Back in 2013, the Post reporter asked Banga only one tough question about his South African project: “Does this also allow MasterCard to collect data for marketing purposes? And what about privacy concerns?” His answer evaded the reality behind the deal MasterCard made with Belamant: “Not really. Remember, basically as an operating system, I don’t really get information by an individual’s name. This will all go to the government.”
Hilda Nkantini provides proof that the neoliberal agenda associated with seductive financial inclusion can be resisted. Nkantini appreciates technological advances (the card-based distribution of grants) but doesn’t fall for biometric surveillance or debit-order collaterialization of welfare-sourced income.
That subtle resistance, a jujitsu of Banga’s ideology and the CPS/Net1 partnership, was all too rare, however. As a result, the predatory features of MasterCard’s abuse of grant distribution are the main legacy Banga left in South Africa.
Moreover, the World Bank’s fingerprints on the abuse were confirmed when in mid-2021, its 2022-26 South Africa Country Partnership Framework assessment of the 2010s financial inclusion deal proudly declared that its objectives were ‘mostly achieved.’ Under the heading ‘Lessons,’ the section containing Net1 was left blank.

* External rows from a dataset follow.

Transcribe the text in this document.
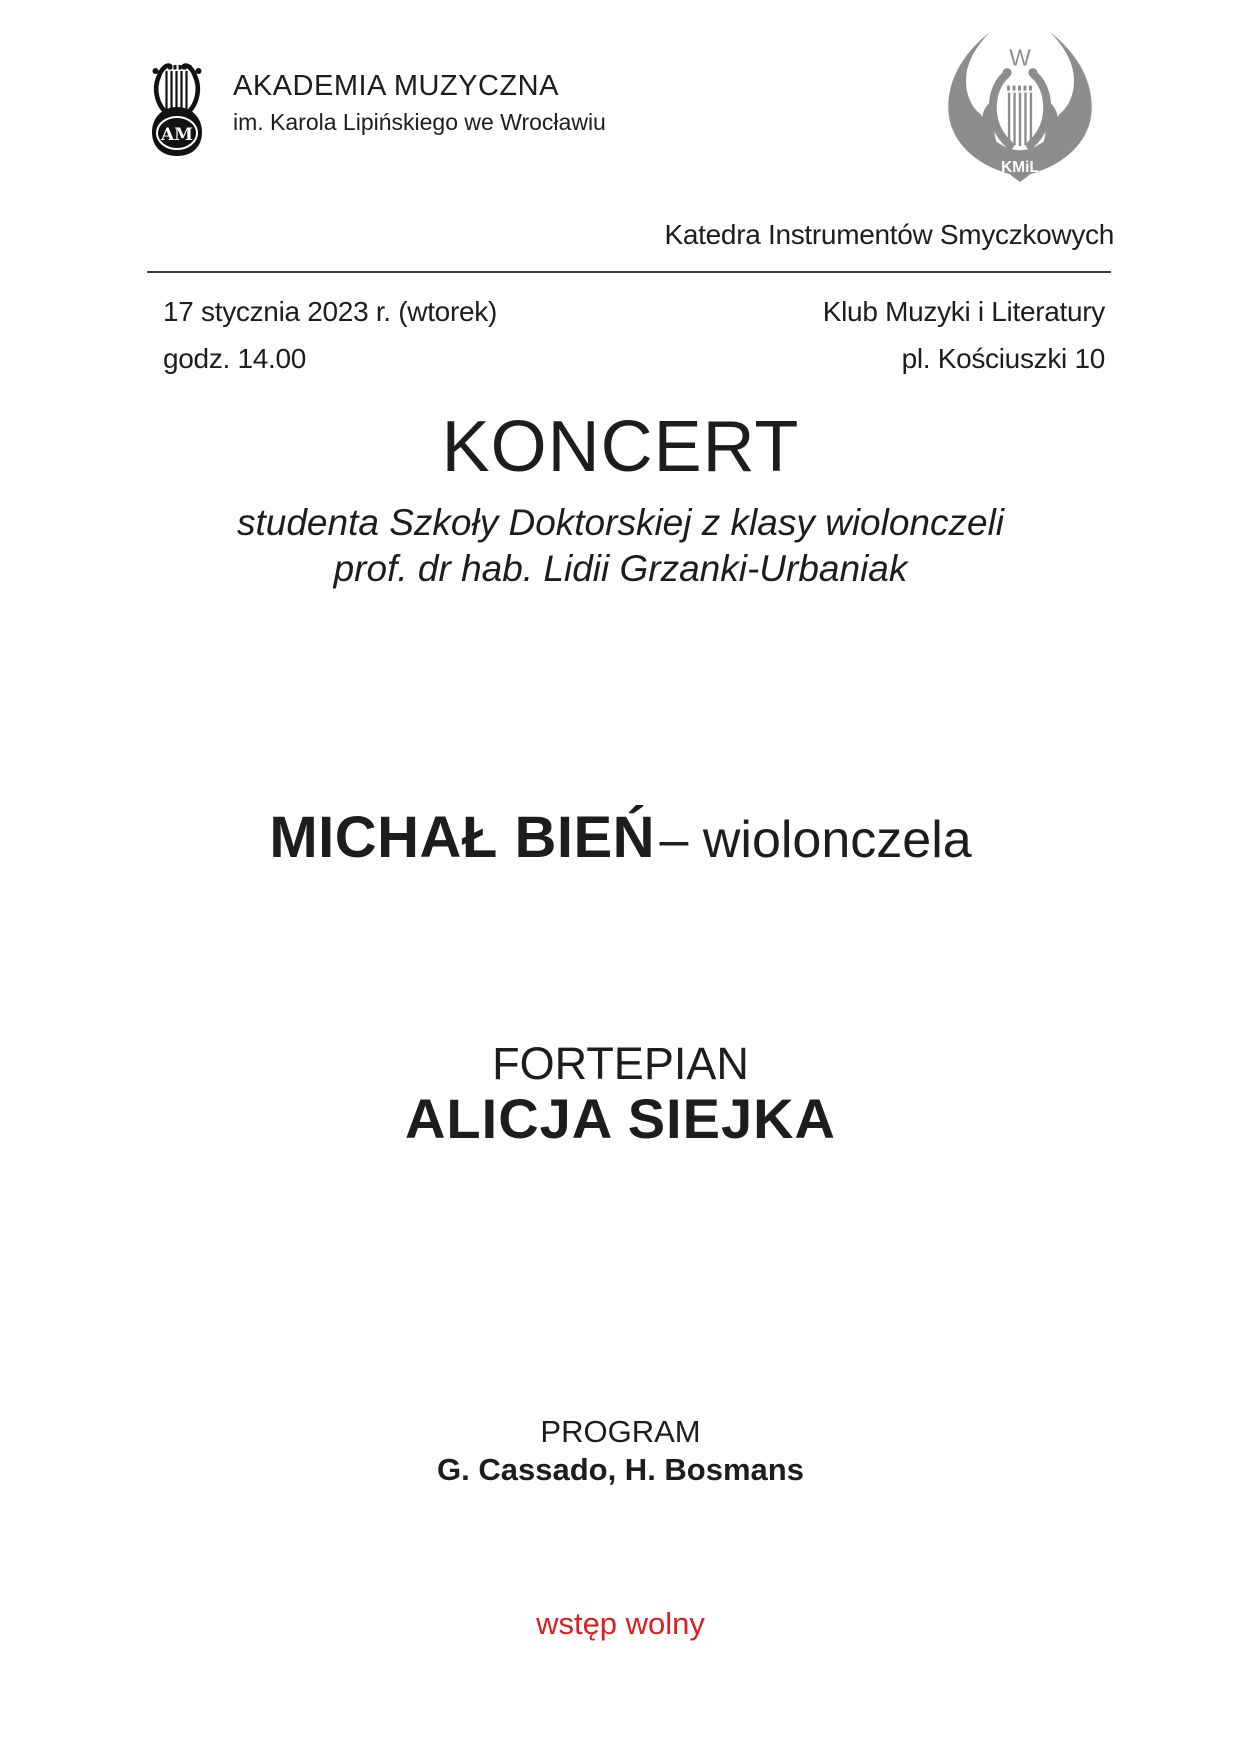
AM
AKADEMIA MUZYCZNA
im. Karola Lipińskiego we Wrocławiu
W
KMiL
Katedra Instrumentów Smyczkowych
17 stycznia 2023 r. (wtorek)	Klub Muzyki i Literatury
godz. 14.00	pl. Kościuszki 10
KONCERT
studenta Szkoły Doktorskiej z klasy wiolonczeli
prof. dr hab. Lidii Grzanki-Urbaniak
MICHAŁ BIEŃ – wiolonczela
FORTEPIAN
ALICJA SIEJKA
PROGRAM
G. Cassado, H. Bosmans
wstęp wolny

In that sense, Ajay Banga is the perfect man to lead the World Bank, since its historic role has been largely predatory and since mass poverty creation has regularly occurred through its pro-corporate ‘development’ projects and macroeconomic structural adjustment programs. Add now to this, the financial inclusion rhetoric that runs from 1990s microfinance to Banga’s recent collateralization of poor people’s welfare grants. The next five or ten years that Banga will run the institution are sure to confirm the impossibility of its reform.